Sin embargo, una explicación de este tipo trata la retirada del apoyo a las ambiciosas iniciativas del Estado del bienestar como un desarrollo espontáneo, un frente frío político que se extendió, desplazando el anterior compromiso cálido con los más desfavorecidos. El profundo escepticismo de la opinión pública respecto a las medidas de bienestar social limitó las opciones políticas para responder a la crisis de la vivienda pública: «la caballería no venía», dijo el funcionario de Chicago que diseñó el Plan de Transformación. Sin perspectivas de una infusión masiva de nuevos impuestos, la ciudad y el HUD confiaron en los vales y los proyectos de ingresos mixtos como el remedio menos malo disponible. Pero las dudas de los votantes fueron tanto una consecuencia como una causa: los episódicos informes de pesadilla de los proyectos fomentaron la creencia de que los programas de bienestar social debían juzgarse por sus resultados, no por sus aspiraciones.
En un debate en podcast con Austen, el alcalde de Chicago, Rahm Emanuel, le recordó que los votantes no respaldarían un mayor gasto en la red de seguridad si creían de forma plausible que el gobierno no podía gestionar un «desfile de coches». La vivienda pública, en particular, provocó una profunda decepción, y luego una oposición desdeñosa. Inicialmente, se había promovido como un remedio infalible para, entre otras cosas, la eliminación de los tugurios, la delincuencia, la salud pública, la cohesión familiar, la participación en la fuerza de trabajo y el abuso de sustancias. «Las casas son mágicas», dijo entusiasmada Elizabeth Wood, la primera directora ejecutiva de la CHA. «Si se da a estas personas una vivienda decente, las mejores fuerzas que llevan dentro tienen la oportunidad de funcionar. El 99% responderá». Esa garantía no envejeció bien.
El caso de Austen es convincente en algunos detalles, aunque no en los que sugieren que Cabrini-Green merecía un destino mejor. Es cierto, como argumenta, que Cabrini-Green se convirtió en una sinécdoque de las viviendas públicas fallidas en parte por un accidente geográfico. Todos los demás proyectos de Chicago estaban situados en barrios predominantemente negros y pobres; Cabrini-Green se alzaba a sólo unas manzanas de la zona más acomodada de Chicago, la Gold Coast, y del distrito comercial más lujoso, North Michigan Avenue. La ubicación significaba que los periodistas, que normalmente vivían y trabajaban en el North Side, encontraban el proyecto comparativamente accesible y que los titulares de las historias de crimen y pobreza de Cabrini-Green prácticamente se escribían solos.

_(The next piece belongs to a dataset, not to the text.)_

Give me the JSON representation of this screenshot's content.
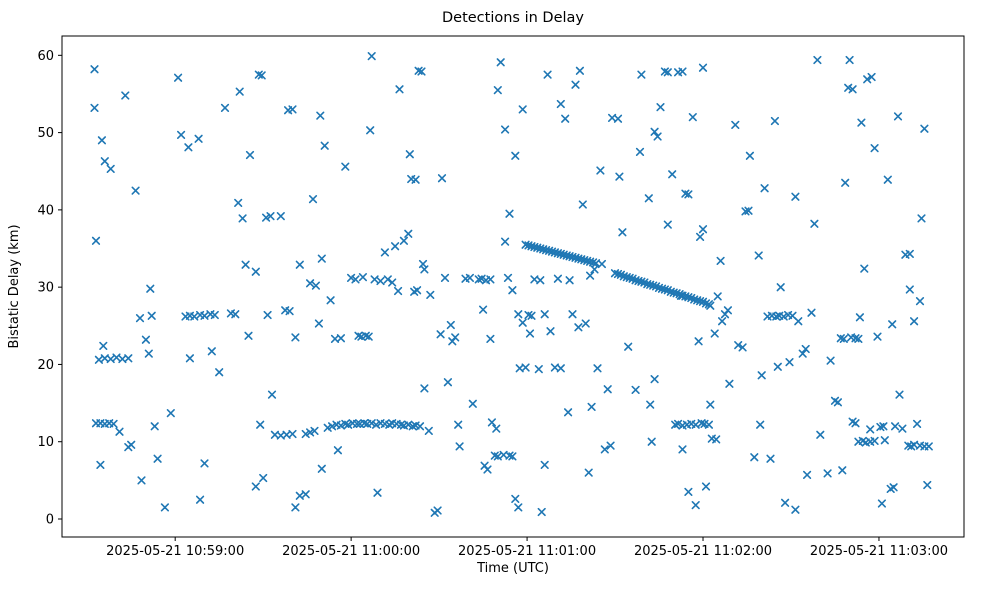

De hecho, Cabrini-Green no era ni el mayor proyecto de viviendas de Chicago -en la década de 1990, el 92% de los residentes de CHA vivían en otro lugar- ni el peor de la ciudad. El asesinato de Davis, por ejemplo, fue horrible pero no anómalo. En 1988, un niño de ocho años de las enormes viviendas de Raymond Hilliard, al sur del Loop, fue encontrado ahorcado en el hueco de la escalera, con las manos y los pies atados. El asesinato quedó sin resolver, pero «Hilliard» no entró en el vocabulario nacional. El proyecto ni siquiera fue derribado, siendo uno de los pocos de su tamaño y clase que sobrevivió al Plan de Transformación. Aun así, demostrar que Cabrini-Green no era singularmente malo no significa que fuera mínimamente bueno.
Austen también sostiene que Chicago no era una prueba justa para la vivienda pública porque CHA «tenía un largo historial de estar entre los departamentos gubernamentales menos eficientes y peor gestionados». Corrupta, inepta y descuidada, la CHA era una agencia cuyos empleados habían sido sorprendidos, en varias ocasiones, pagando a trabajadores fantasmas, falsificando registros de horas extras y rellenando facturas de suministros. Y a pesar de las nuevas medidas de seguridad adoptadas en la década de 1990, los residentes de las viviendas públicas de Chicago tenían, según High-Risers, «el doble de probabilidades que otros habitantes de Chicago de ser víctimas de un delito grave». Los supervisores federales estaban tan preocupados por la mala gestión que se hicieron cargo de CHA de 1995 a 1999. Pero a pesar de lo horrible que era CHA, los ejemplos de proyectos de vivienda pública florecientes en otros lugares son escasos o inexistentes.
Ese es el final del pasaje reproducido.